In brief: IRS spent $50 million on conferences
WASHINGTON – A government watchdog has found that the Internal Revenue Service spent about $50 million to hold at least 220 conferences for employees between 2010 and 2012, a House committee said Sunday.
In one example, $4 million was spent for an August 2010 gathering in Anaheim, Calif., for which the agency did not negotiate lower room rates, even though that is standard government practice, according to a statement by the House Oversight and Government Reform Committee.
Instead, some of the 2,600 attendees received benefits, including baseball tickets and stays in suites that normally cost $1,500 to $3,500 per night. In addition, 15 outside speakers were paid a total of $135,000 in fees, with one paid $17,000 to talk about “leadership through art,” the House committee said.

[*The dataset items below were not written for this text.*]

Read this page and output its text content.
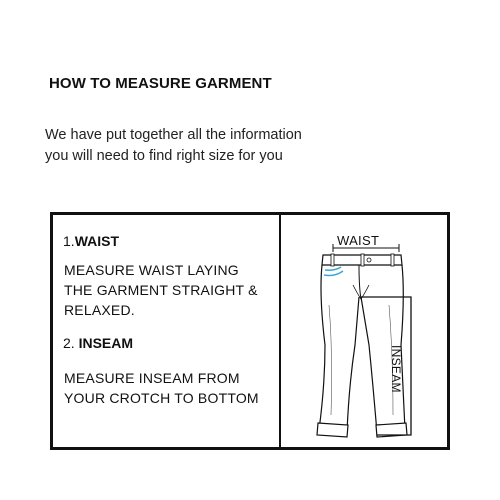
HOW TO MEASURE GARMENT

We have put together all the information
you will need to find right size for you

1.WAIST
MEASURE WAIST LAYING
THE GARMENT STRAIGHT &
RELAXED.
2. INSEAM
MEASURE INSEAM FROM
YOUR CROTCH TO BOTTOM
WAIST
INSEAM
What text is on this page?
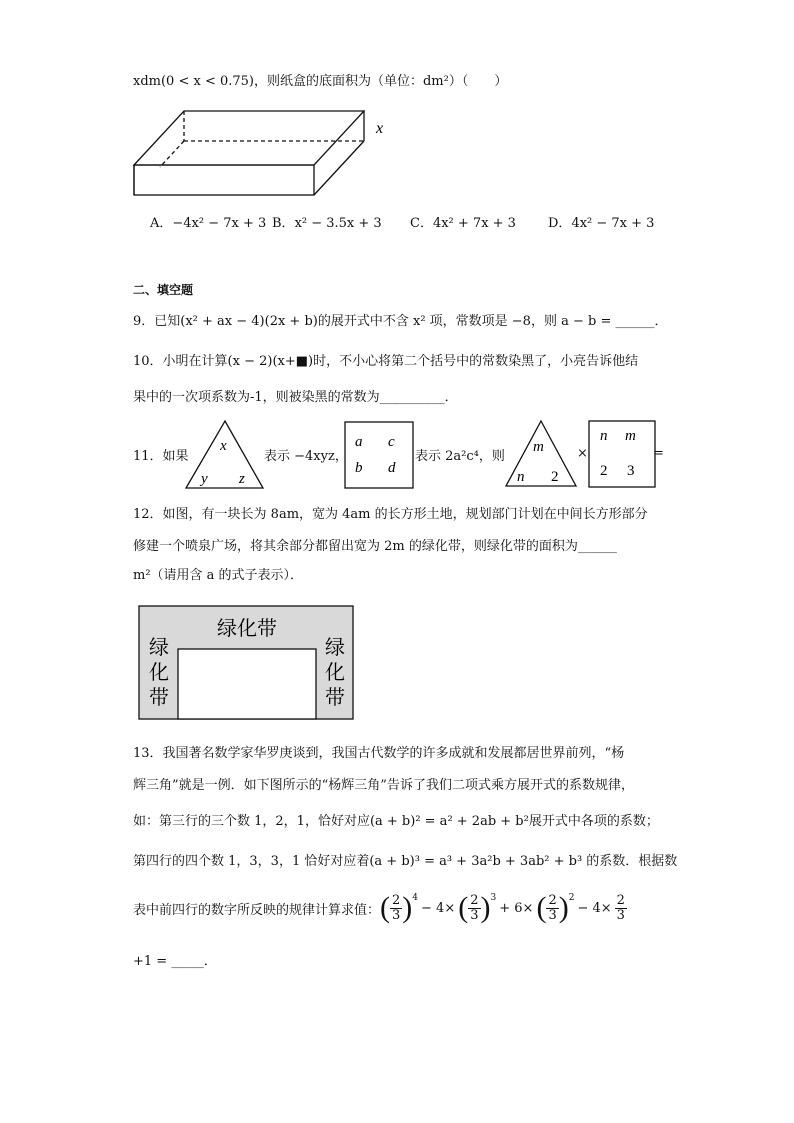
xdm(0 < x < 0.75)，则纸盒的底面积为（单位：dm²）（　　）
x
A．−4x² − 7x + 3 B．x² − 3.5x + 3 C．4x² + 7x + 3 D．4x² − 7x + 3
二、填空题
9．已知(x² + ax − 4)(2x + b)的展开式中不含 x² 项，常数项是 −8，则 a − b = ______．
10．小明在计算(x − 2)(x+■)时，不小心将第二个括号中的常数染黑了，小亮告诉他结
果中的一次项系数为-1，则被染黑的常数为__________．
11．如果
x
y z
表示 −4xyz，
a c
b d
表示 2a²c⁴，则
m
n 2
×
n m
2 3
=
12．如图，有一块长为 8am，宽为 4am 的长方形土地，规划部门计划在中间长方形部分
修建一个喷泉广场，将其余部分都留出宽为 2m 的绿化带，则绿化带的面积为______
m²（请用含 a 的式子表示）．
绿化带
绿
化
带
绿
化
带
13．我国著名数学家华罗庚谈到，我国古代数学的许多成就和发展都居世界前列，“杨
辉三角”就是一例．如下图所示的“杨辉三角”告诉了我们二项式乘方展开式的系数规律，
如：第三行的三个数 1，2，1，恰好对应(a + b)² = a² + 2ab + b²展开式中各项的系数；
第四行的四个数 1，3，3，1 恰好对应着(a + b)³ = a³ + 3a²b + 3ab² + b³ 的系数．根据数
表中前四行的数字所反映的规律计算求值： ( $\frac{2}{3} )^4$
− 4× ( $\frac{2}{3} )^3$
+ 6× ( $\frac{2}{3} )^2$
− $4\times \frac{2}{3}$
+1 = _____．
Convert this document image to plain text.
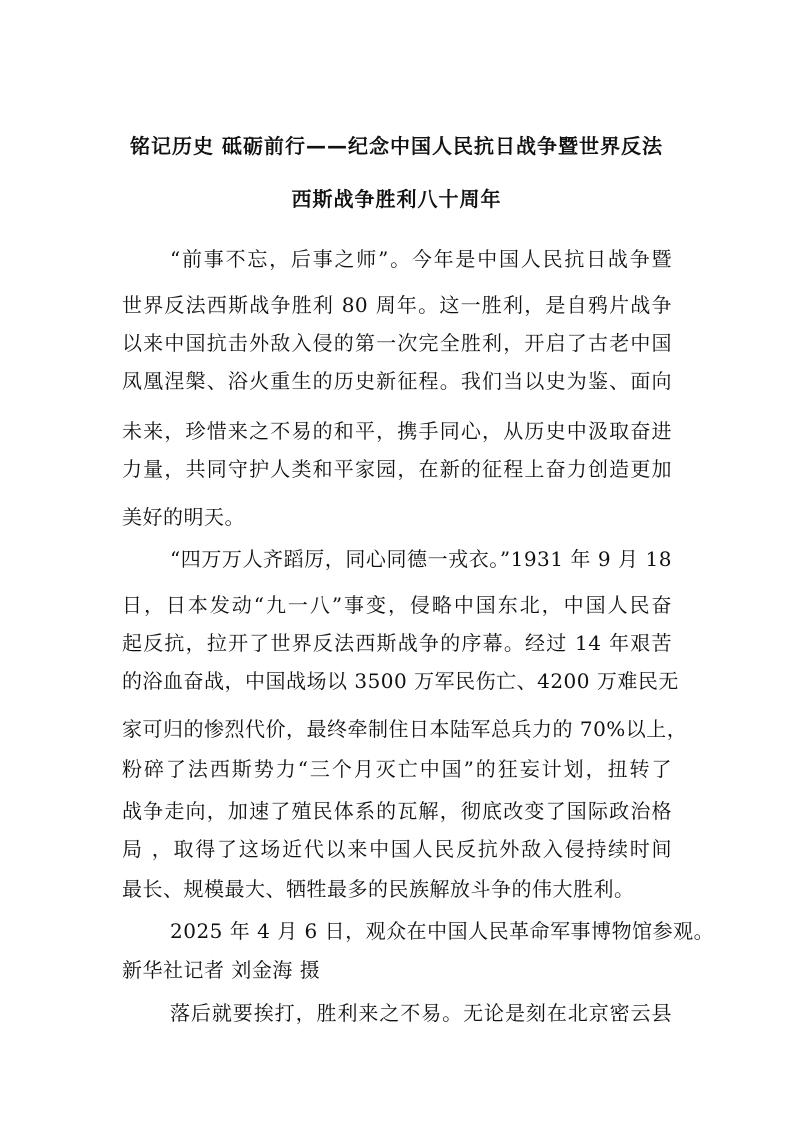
铭记历史 砥砺前行——纪念中国人民抗日战争暨世界反法
西斯战争胜利八十周年
“前事不忘，后事之师”。今年是中国人民抗日战争暨
世界反法西斯战争胜利 80 周年。这一胜利，是自鸦片战争
以来中国抗击外敌入侵的第一次完全胜利，开启了古老中国
凤凰涅槃、浴火重生的历史新征程。我们当以史为鉴、面向
未来，珍惜来之不易的和平，携手同心，从历史中汲取奋进
力量，共同守护人类和平家园，在新的征程上奋力创造更加
美好的明天。
“四万万人齐蹈厉，同心同德一戎衣。”1931 年 9 月 18
日，日本发动“九一八”事变，侵略中国东北，中国人民奋
起反抗，拉开了世界反法西斯战争的序幕。经过 14 年艰苦
的浴血奋战，中国战场以 3500 万军民伤亡、4200 万难民无
家可归的惨烈代价，最终牵制住日本陆军总兵力的 70%以上，
粉碎了法西斯势力“三个月灭亡中国”的狂妄计划，扭转了
战争走向，加速了殖民体系的瓦解，彻底改变了国际政治格
局 ，取得了这场近代以来中国人民反抗外敌入侵持续时间
最长、规模最大、牺牲最多的民族解放斗争的伟大胜利。
2025 年 4 月 6 日，观众在中国人民革命军事博物馆参观。
新华社记者 刘金海 摄
落后就要挨打，胜利来之不易。无论是刻在北京密云县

The Treasury Department released a statement Sunday saying the administration has taken “aggressive and dramatic action to reduce conference spending.”
IRS spokeswoman Michelle Eldridge said Sunday that spending on large conferences fell from $37.6 million in the 2010 budget year to $4.9 million in 2012.
Holder under fire for leak investigation
WASHINGTON – Republicans sharply criticized Attorney General Eric Holder on Sunday for his handling of an investigation into a possible leak of classified information to a Fox News reporter, suggesting that Holder lied to Congress last month in testifying that he was unaware of any potential prosecutions of journalists.
Republican critics said Holder was aware of a search warrant in 2010 for emails from Fox News’ James Rosen that called him a possible co-conspirator in the investigation and a risk to flee the country. Those terms suggested that Rosen would be prosecuted, Republicans said, though he has not been.
The Justice Department has said the decision to seek the search warrant was vetted at the highest levels of the department and that Holder was involved in the discussions.
“It would be kind to say he misled Congress,” Darrell Issa, R-Calif., chairman of the House Oversight and Government Reform Committee, said on CNN’s “State of the Union.” “It would be less kind and more accurate to say that would rise to be a lie by most people’s standards, by the American people’s standards.”
He stopped short of saying Holder committed perjury. “But certainly it’s hard to have confidence in what this attorney general says, or his people say, when so often it turns out not to be true,” Issa said.